Congratulations on winning the elections for CIPR President-Elect last week Sarah.

The election has raised some fundamental issues, which are troubling me. Now is a good time to consider the role of CIPR and its relationship with the members.

The turnout

Three good candidates stood in the election for the President-Elect so I would have expected healthy debate around the role of PR and the CIPR. I observed activity on social media but was disappointed to conclude that this was only within a small echo chamber.

The most shocking feature of this election was that overall the voter turnout was 13.5 per cent. By turnout I mean completing the online form. No real hardship there. No leaving the office in the pouring wind or rain to go to a polling station. The number of valid votes for the President-Elect position was 1,000.

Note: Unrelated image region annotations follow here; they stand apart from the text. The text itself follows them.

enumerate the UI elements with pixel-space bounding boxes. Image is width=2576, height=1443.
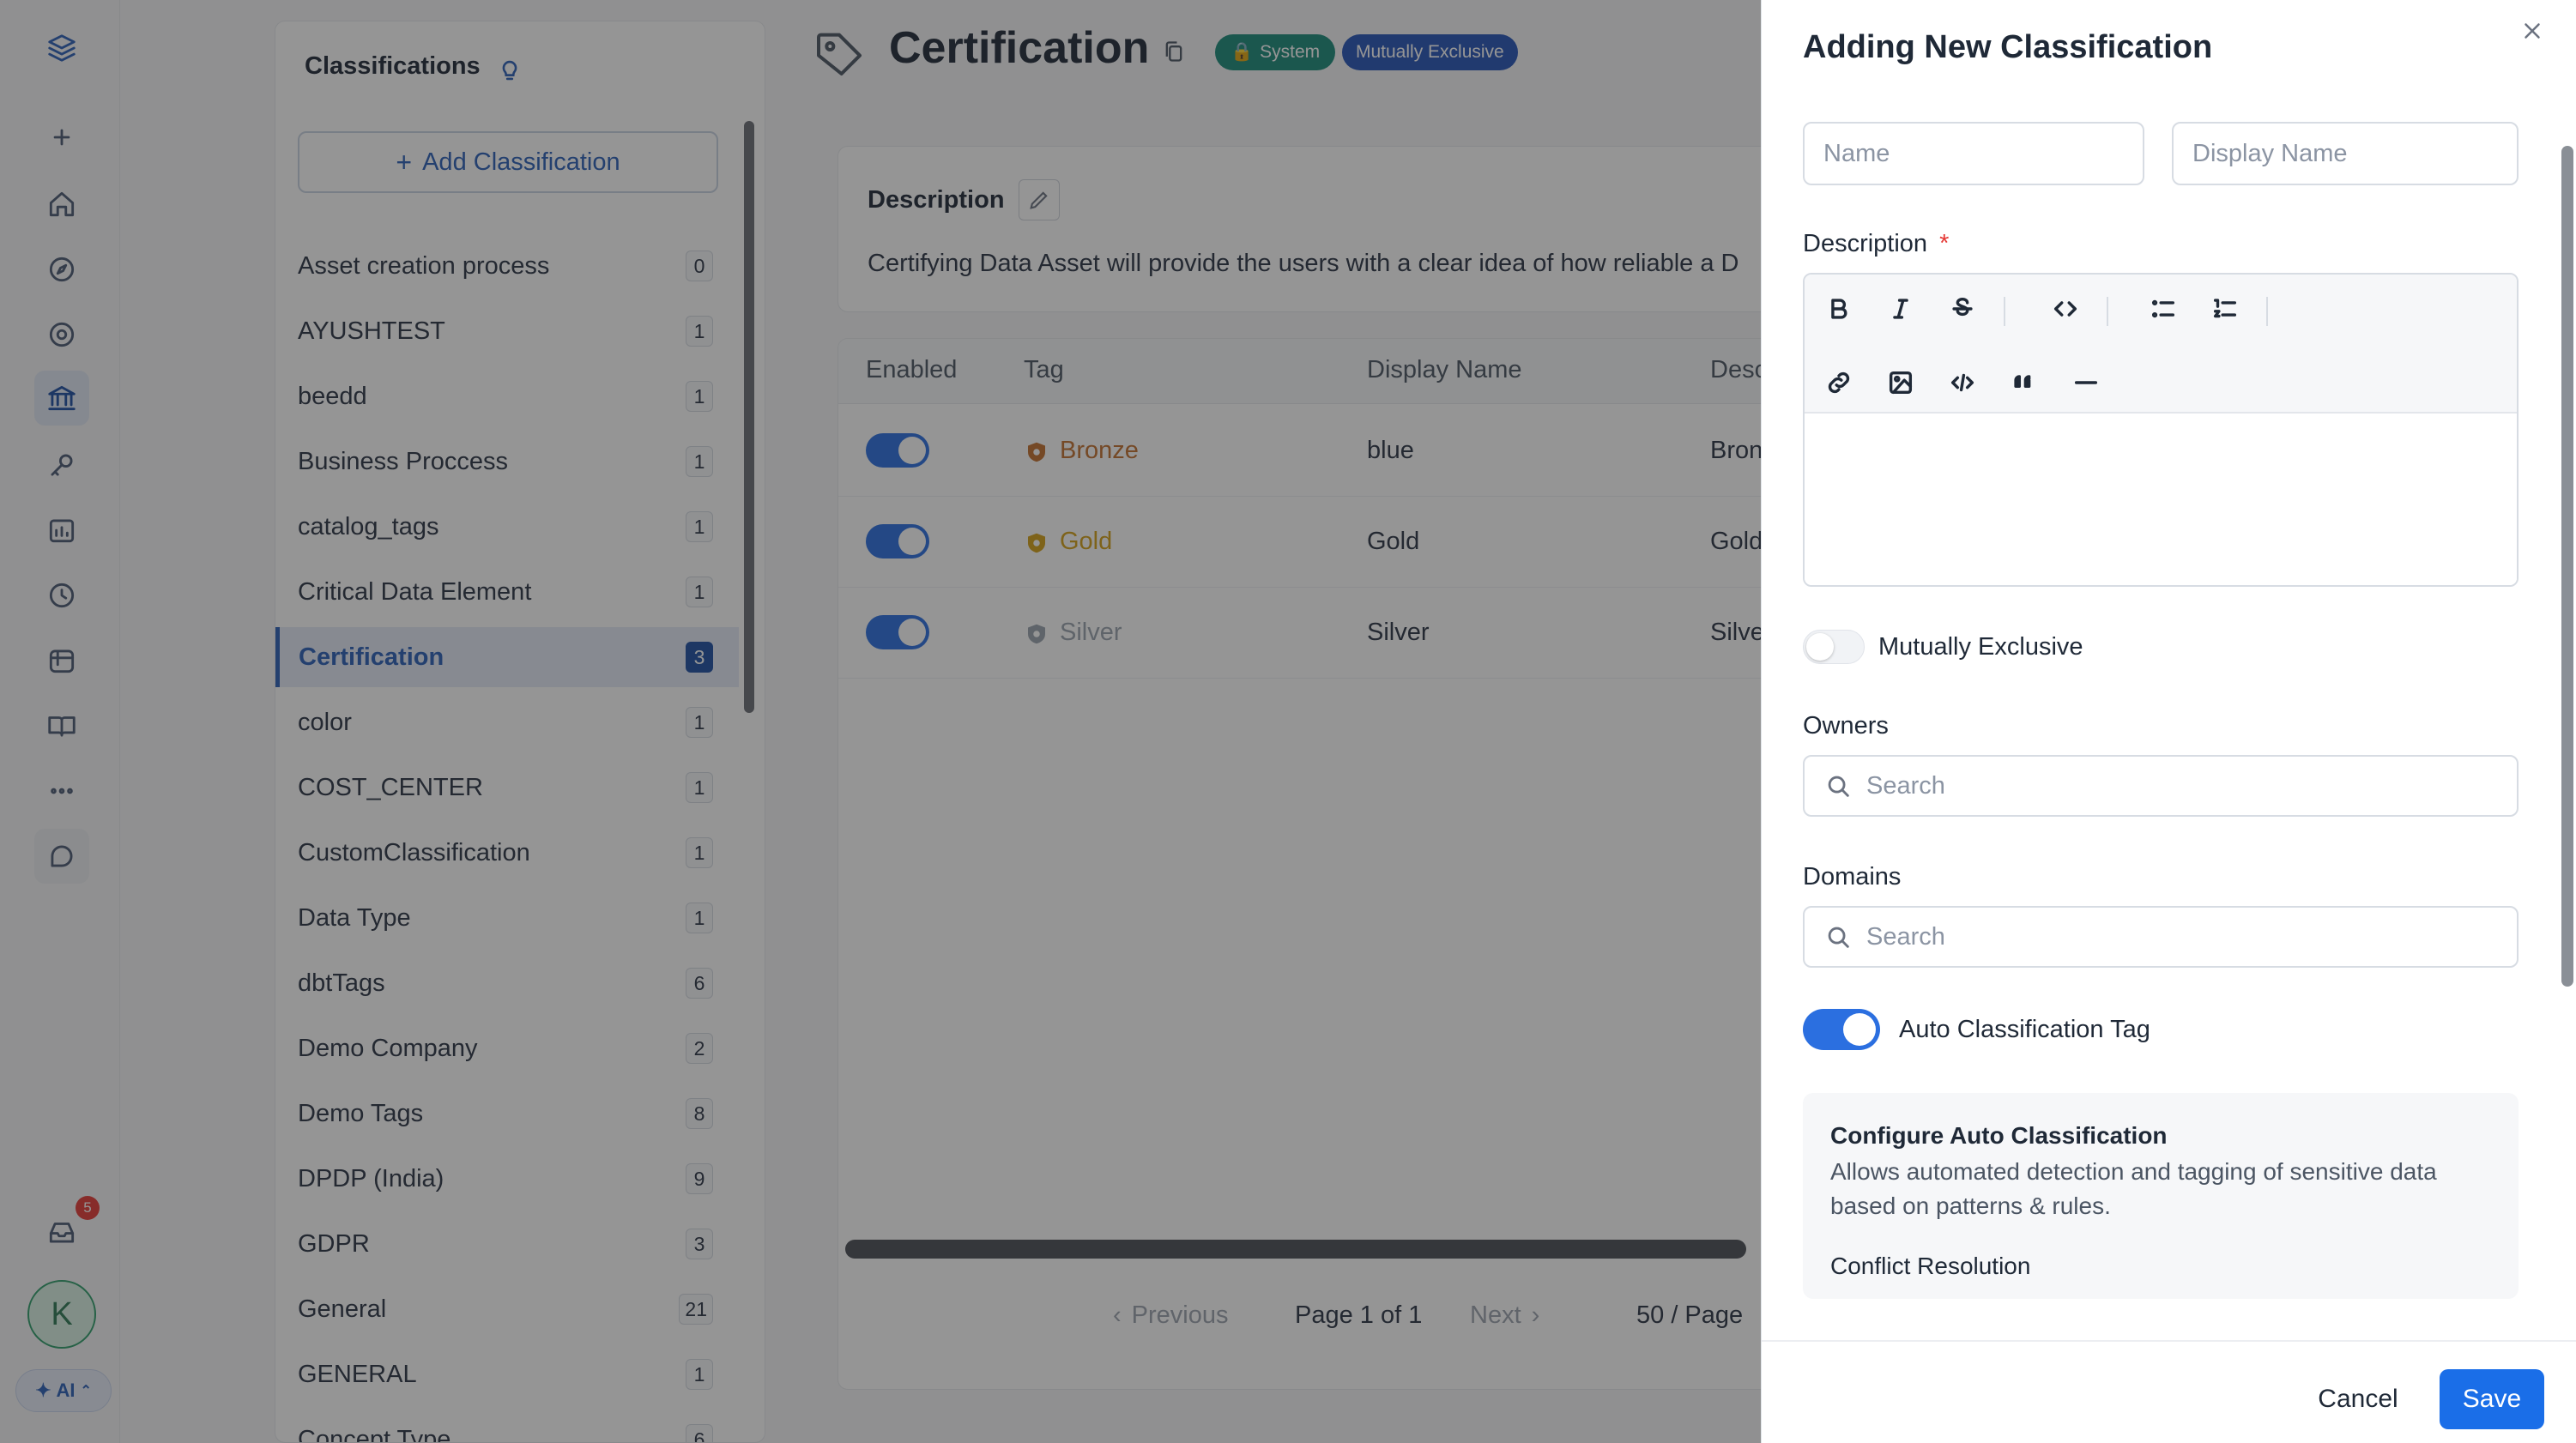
name-field[interactable]: Name — [1803, 122, 2144, 185]
owners-search-input[interactable]: Search — [1803, 755, 2519, 817]
auto-classification-config: Configure Auto Classification Allows aut… — [1803, 1093, 2519, 1299]
modal-backdrop[interactable] — [0, 0, 1761, 1443]
toolbar-divider — [2266, 297, 2268, 326]
description-field-label: Description * — [1803, 230, 1950, 257]
config-desc-line-2: based on patterns & rules. — [1830, 1192, 2111, 1219]
description-editor — [1803, 273, 2519, 587]
config-desc-line-1: Allows automated detection and tagging o… — [1830, 1158, 2437, 1185]
domains-search-input[interactable]: Search — [1803, 906, 2519, 968]
auto-classification-toggle[interactable] — [1803, 1009, 1880, 1050]
search-icon — [1828, 776, 1849, 797]
add-classification-drawer: Adding New Classification Name Display N… — [1761, 0, 2576, 1443]
inline-code-icon[interactable] — [2048, 292, 2083, 326]
owners-label: Owners — [1803, 712, 1889, 740]
close-icon[interactable] — [2517, 15, 2548, 46]
drawer-scrollbar[interactable] — [2561, 146, 2573, 987]
horizontal-rule-icon[interactable] — [2069, 365, 2103, 400]
display-name-field[interactable]: Display Name — [2172, 122, 2519, 185]
numbered-list-icon[interactable] — [2208, 292, 2242, 326]
footer-divider — [1762, 1340, 2576, 1342]
cancel-button[interactable]: Cancel — [2302, 1369, 2414, 1429]
bold-icon[interactable] — [1822, 292, 1856, 326]
strikethrough-icon[interactable] — [1945, 292, 1980, 326]
italic-icon[interactable] — [1884, 292, 1918, 326]
auto-classification-label: Auto Classification Tag — [1899, 1016, 2150, 1043]
domains-label: Domains — [1803, 863, 1902, 891]
toolbar-divider — [2004, 297, 2005, 326]
mutually-exclusive-label: Mutually Exclusive — [1878, 633, 2083, 661]
save-button[interactable]: Save — [2440, 1369, 2544, 1429]
conflict-resolution-label: Conflict Resolution — [1830, 1253, 2031, 1279]
search-icon — [1828, 927, 1849, 948]
bullet-list-icon[interactable] — [2146, 292, 2180, 326]
image-icon[interactable] — [1884, 365, 1918, 400]
mutually-exclusive-toggle[interactable] — [1803, 630, 1865, 664]
required-mark: * — [1939, 230, 1950, 257]
code-block-icon[interactable] — [1945, 365, 1980, 400]
drawer-title: Adding New Classification — [1803, 29, 2213, 65]
toolbar-divider — [2107, 297, 2108, 326]
link-icon[interactable] — [1822, 365, 1856, 400]
quote-icon[interactable] — [2007, 365, 2041, 400]
config-title: Configure Auto Classification — [1830, 1122, 2168, 1149]
editor-toolbar — [1805, 275, 2517, 414]
editor-content[interactable] — [1805, 415, 2517, 585]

Yes, that’s right, 1,000 votes.

The CIPR’s Integrated Report for 2015 recorded membership of 10,337. The PRCA’s PR Census 2016 shows that the PR industry employs around 83,000 people. No doubt not all these people are PR practitioners, but work in support roles such as finance. The evidence remains though. CIPR members are a small percentage of the industry and only a small percentage of the members voted.

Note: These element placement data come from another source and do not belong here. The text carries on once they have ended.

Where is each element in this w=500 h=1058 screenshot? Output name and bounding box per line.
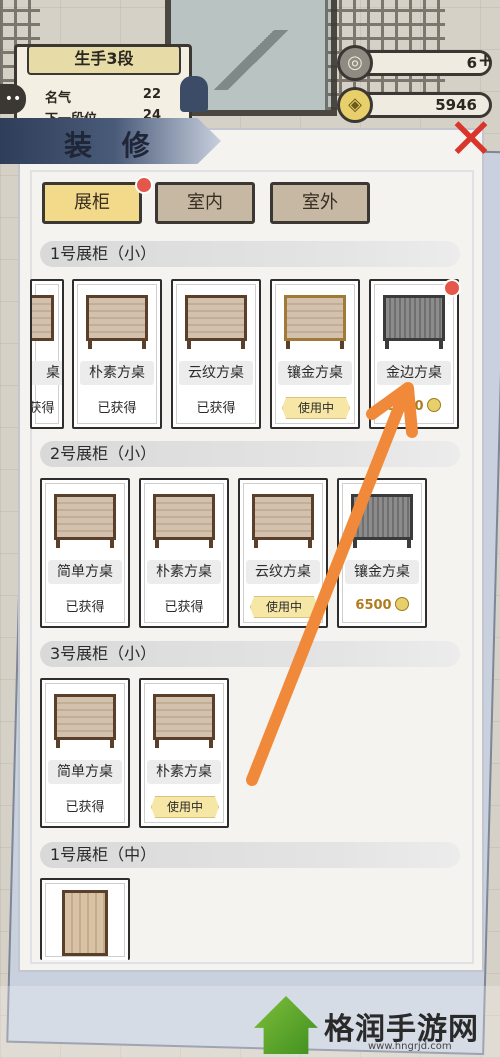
fame-label: 名气 [45, 91, 72, 106]
plain-table-image [86, 295, 148, 341]
price-value: 6500 [355, 598, 392, 613]
item-price: 6500 [339, 597, 425, 613]
section-title: 1号展柜（中） [40, 842, 460, 868]
in-use-badge: 使用中 [151, 796, 219, 818]
coin-icon: ◈ [337, 87, 373, 123]
new-item-notification-dot [443, 279, 461, 297]
tab-indoor[interactable]: 室内 [155, 182, 255, 224]
item-card-partial[interactable] [40, 878, 130, 960]
item-name: 镶金方桌 [345, 560, 419, 584]
item-status: 已获得 [30, 401, 55, 416]
item-card[interactable]: 金边方桌 5500 [369, 279, 459, 429]
item-card[interactable]: 简单方桌 已获得 [40, 678, 130, 828]
gold-edge-table-image [383, 295, 445, 341]
item-status: 已获得 [164, 600, 204, 615]
tab-cabinet-notification-dot [135, 176, 153, 194]
item-name: 简单方桌 [48, 760, 122, 784]
tab-cabinet[interactable]: 展柜 [42, 182, 142, 224]
item-status: 已获得 [65, 600, 105, 615]
item-price: 5500 [371, 398, 457, 414]
rank-title: 生手3段 [27, 45, 181, 75]
simple-table-image [54, 494, 116, 540]
coin-icon [426, 398, 441, 412]
section-title: 1号展柜（小） [40, 241, 460, 267]
shopkeeper-avatar [180, 76, 208, 112]
close-icon[interactable]: ✕ [443, 112, 499, 168]
cloud-table-image [185, 295, 247, 341]
item-status: 已获得 [97, 401, 137, 416]
gem-counter[interactable]: ◎ 6 + [337, 45, 493, 81]
table-image [32, 295, 54, 341]
tab-outdoor[interactable]: 室外 [270, 182, 370, 224]
gilded-table-image [351, 494, 413, 540]
cloud-table-image [252, 494, 314, 540]
section-title: 2号展柜（小） [40, 441, 460, 467]
item-name: 朴素方桌 [147, 560, 221, 584]
side-menu-button[interactable]: •• [0, 84, 26, 114]
item-name: 简单方桌 [48, 560, 122, 584]
swirl-gem-icon: ◎ [337, 45, 373, 81]
item-card[interactable]: 朴素方桌 已获得 [72, 279, 162, 429]
watermark-url: www.hngrjd.com [368, 1041, 452, 1052]
gilded-table-image [284, 295, 346, 341]
rank-panel[interactable]: 生手3段 名气 22 下一段位 24 [14, 44, 192, 128]
item-card[interactable]: 云纹方桌 已获得 [171, 279, 261, 429]
in-use-badge: 使用中 [250, 596, 318, 618]
item-name: 云纹方桌 [179, 361, 253, 385]
item-status: 已获得 [196, 401, 236, 416]
item-status: 已获得 [65, 800, 105, 815]
item-name: 桌 [32, 361, 62, 385]
item-name: 镶金方桌 [278, 361, 352, 385]
item-name: 朴素方桌 [80, 361, 154, 385]
add-gems-icon[interactable]: + [478, 51, 493, 71]
simple-table-image [54, 694, 116, 740]
plain-table-image [153, 694, 215, 740]
item-name: 金边方桌 [377, 361, 451, 385]
coin-icon [394, 597, 409, 611]
item-card-partial[interactable]: 桌 已获得 [30, 279, 64, 429]
item-card[interactable]: 简单方桌 已获得 [40, 478, 130, 628]
price-value: 5500 [387, 399, 424, 414]
gem-value: 6 [466, 54, 477, 72]
item-card[interactable]: 镶金方桌 6500 [337, 478, 427, 628]
section-title: 3号展柜（小） [40, 641, 460, 667]
item-name: 云纹方桌 [246, 560, 320, 584]
panel-title: 装 修 [64, 129, 160, 162]
item-name: 朴素方桌 [147, 760, 221, 784]
item-card[interactable]: 朴素方桌 使用中 [139, 678, 229, 828]
in-use-badge: 使用中 [282, 397, 350, 419]
fame-value: 22 [142, 87, 161, 102]
item-card[interactable]: 云纹方桌 使用中 [238, 478, 328, 628]
item-card[interactable]: 朴素方桌 已获得 [139, 478, 229, 628]
item-card[interactable]: 镶金方桌 使用中 [270, 279, 360, 429]
plain-table-image [153, 494, 215, 540]
tall-cabinet-image [62, 890, 108, 956]
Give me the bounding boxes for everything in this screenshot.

I would urge you to address this challenge as part of the commitment to members you set out in your manifesto. It requires serious investigation, thought and debate.

Our Charter

In your manifesto you also plan to help the CIPR assert its vision and place within society. For me, this is critical.

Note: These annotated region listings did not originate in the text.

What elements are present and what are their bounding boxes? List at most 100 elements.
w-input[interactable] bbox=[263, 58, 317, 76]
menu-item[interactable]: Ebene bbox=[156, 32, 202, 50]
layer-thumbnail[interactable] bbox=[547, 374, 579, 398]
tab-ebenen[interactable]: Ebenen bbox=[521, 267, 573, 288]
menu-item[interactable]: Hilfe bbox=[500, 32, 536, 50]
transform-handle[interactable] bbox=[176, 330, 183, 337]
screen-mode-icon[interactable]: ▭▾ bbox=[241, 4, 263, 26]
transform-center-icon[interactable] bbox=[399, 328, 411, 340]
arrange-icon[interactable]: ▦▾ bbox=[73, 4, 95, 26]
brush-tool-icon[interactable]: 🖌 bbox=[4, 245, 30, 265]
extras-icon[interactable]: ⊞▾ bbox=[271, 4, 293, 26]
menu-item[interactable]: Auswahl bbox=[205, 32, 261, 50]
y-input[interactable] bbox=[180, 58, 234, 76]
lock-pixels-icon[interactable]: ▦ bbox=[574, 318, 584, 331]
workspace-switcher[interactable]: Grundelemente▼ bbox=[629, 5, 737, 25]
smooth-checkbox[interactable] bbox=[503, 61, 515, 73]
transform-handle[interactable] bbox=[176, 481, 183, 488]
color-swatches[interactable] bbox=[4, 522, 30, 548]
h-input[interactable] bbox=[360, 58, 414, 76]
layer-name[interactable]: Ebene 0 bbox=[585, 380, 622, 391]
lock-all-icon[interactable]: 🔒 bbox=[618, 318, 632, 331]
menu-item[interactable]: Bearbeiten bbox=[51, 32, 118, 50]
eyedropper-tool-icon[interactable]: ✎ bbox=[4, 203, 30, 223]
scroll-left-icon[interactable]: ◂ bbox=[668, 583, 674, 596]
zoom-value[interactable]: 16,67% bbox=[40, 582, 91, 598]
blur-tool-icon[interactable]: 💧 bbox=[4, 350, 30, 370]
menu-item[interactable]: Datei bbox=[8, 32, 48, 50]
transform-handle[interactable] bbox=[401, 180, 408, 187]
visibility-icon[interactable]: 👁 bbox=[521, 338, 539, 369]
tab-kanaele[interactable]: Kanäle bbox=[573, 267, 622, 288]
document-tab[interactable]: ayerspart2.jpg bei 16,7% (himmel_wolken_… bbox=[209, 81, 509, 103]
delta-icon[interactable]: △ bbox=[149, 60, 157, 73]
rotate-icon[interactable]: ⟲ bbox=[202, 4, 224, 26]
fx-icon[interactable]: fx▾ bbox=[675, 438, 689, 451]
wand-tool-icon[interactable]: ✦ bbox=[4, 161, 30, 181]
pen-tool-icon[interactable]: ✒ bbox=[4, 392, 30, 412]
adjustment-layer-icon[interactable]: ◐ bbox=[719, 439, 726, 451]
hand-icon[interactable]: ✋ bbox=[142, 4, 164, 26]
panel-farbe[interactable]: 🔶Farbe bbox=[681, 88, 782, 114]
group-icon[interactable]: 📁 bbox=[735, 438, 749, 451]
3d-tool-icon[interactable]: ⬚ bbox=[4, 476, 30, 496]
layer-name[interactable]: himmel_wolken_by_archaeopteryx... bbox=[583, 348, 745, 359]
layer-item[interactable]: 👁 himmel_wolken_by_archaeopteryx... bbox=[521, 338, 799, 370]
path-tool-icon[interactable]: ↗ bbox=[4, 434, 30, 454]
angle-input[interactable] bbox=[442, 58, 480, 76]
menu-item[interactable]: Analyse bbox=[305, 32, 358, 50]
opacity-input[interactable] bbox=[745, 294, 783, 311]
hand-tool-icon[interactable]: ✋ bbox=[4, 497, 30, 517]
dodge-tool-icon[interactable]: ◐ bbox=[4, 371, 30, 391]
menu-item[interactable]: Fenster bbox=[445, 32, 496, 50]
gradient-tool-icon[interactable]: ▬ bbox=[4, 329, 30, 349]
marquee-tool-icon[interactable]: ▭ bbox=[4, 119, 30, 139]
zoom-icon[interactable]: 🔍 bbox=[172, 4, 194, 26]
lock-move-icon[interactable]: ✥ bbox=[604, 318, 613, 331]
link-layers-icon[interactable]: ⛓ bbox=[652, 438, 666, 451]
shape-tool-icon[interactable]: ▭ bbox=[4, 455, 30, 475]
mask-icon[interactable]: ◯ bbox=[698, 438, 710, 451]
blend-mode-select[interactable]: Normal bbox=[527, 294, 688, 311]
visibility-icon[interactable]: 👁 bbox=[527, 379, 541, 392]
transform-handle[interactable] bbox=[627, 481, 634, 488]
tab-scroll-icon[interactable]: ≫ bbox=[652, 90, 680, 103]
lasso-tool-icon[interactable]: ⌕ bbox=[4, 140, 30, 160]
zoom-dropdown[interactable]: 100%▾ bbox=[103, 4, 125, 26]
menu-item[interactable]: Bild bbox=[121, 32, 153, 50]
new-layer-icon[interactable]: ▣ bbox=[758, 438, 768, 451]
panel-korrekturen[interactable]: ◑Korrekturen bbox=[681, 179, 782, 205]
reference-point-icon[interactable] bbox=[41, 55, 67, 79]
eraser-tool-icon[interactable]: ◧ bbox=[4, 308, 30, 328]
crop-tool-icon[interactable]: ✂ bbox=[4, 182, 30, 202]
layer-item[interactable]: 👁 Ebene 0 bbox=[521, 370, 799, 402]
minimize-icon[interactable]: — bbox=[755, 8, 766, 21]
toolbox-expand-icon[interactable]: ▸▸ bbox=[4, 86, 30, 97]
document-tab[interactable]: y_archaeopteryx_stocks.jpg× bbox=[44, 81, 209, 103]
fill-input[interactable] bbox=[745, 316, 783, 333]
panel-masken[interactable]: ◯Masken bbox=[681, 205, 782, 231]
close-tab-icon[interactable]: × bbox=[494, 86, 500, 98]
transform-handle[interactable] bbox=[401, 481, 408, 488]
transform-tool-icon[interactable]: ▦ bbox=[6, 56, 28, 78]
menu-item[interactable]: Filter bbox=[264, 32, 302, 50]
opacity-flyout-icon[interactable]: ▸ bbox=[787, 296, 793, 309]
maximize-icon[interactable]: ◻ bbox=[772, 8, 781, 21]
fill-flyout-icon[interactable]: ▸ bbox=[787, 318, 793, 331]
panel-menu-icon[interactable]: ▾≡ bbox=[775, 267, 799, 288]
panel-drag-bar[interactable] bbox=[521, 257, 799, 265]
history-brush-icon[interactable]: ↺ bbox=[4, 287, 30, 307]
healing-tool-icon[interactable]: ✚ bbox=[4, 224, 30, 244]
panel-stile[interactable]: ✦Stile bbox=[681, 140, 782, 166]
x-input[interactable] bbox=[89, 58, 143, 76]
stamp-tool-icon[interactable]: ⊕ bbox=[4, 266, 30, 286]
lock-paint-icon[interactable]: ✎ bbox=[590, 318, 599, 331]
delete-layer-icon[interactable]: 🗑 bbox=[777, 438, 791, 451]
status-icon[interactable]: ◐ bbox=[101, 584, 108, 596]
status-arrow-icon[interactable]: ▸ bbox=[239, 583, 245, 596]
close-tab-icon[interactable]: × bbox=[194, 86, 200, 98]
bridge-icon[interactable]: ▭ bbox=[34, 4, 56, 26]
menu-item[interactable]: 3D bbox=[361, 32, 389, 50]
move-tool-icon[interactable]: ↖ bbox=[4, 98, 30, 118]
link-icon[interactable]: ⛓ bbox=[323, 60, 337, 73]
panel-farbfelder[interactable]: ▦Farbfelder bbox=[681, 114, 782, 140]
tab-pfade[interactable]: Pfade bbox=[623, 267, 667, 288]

I have been a member of the CIPR since 1986. I believe our chartered status places a unique role and responsibility on the Chartered Institution for Public Relations. This is set out in the six aims of the Charter:

  • to promote for the public benefit high levels of skill, knowledge, competence, and standards of practice and professional conduct on the part of public relations practitioners;
  • to promote the study, research and development of the practice of public relations and publish or otherwise make available the useful results of such study and research;
  • to promote public understanding of the contribution of effective public relations in encouraging ethical communication and in enhancing the efficiency and performance of all sectors of the economy;
  • to act as an authoritative body for the purpose of consultation in matters of public and professional interest concerning public relations;
  • to represent the interests of members in all public fora; and
  • to advance the interests of members and to provide facilities and services for members.

Our future

Public benefit, public understanding, authoritative body, all public fora. These are all phrases I would urge you to consider when you set your KPIs for measuring your plan.

You have a key responsibility. I trust that you will reflect on our charter and our responsibilities to the public.

I wish you well in your period office and I will support you in whatever way I can.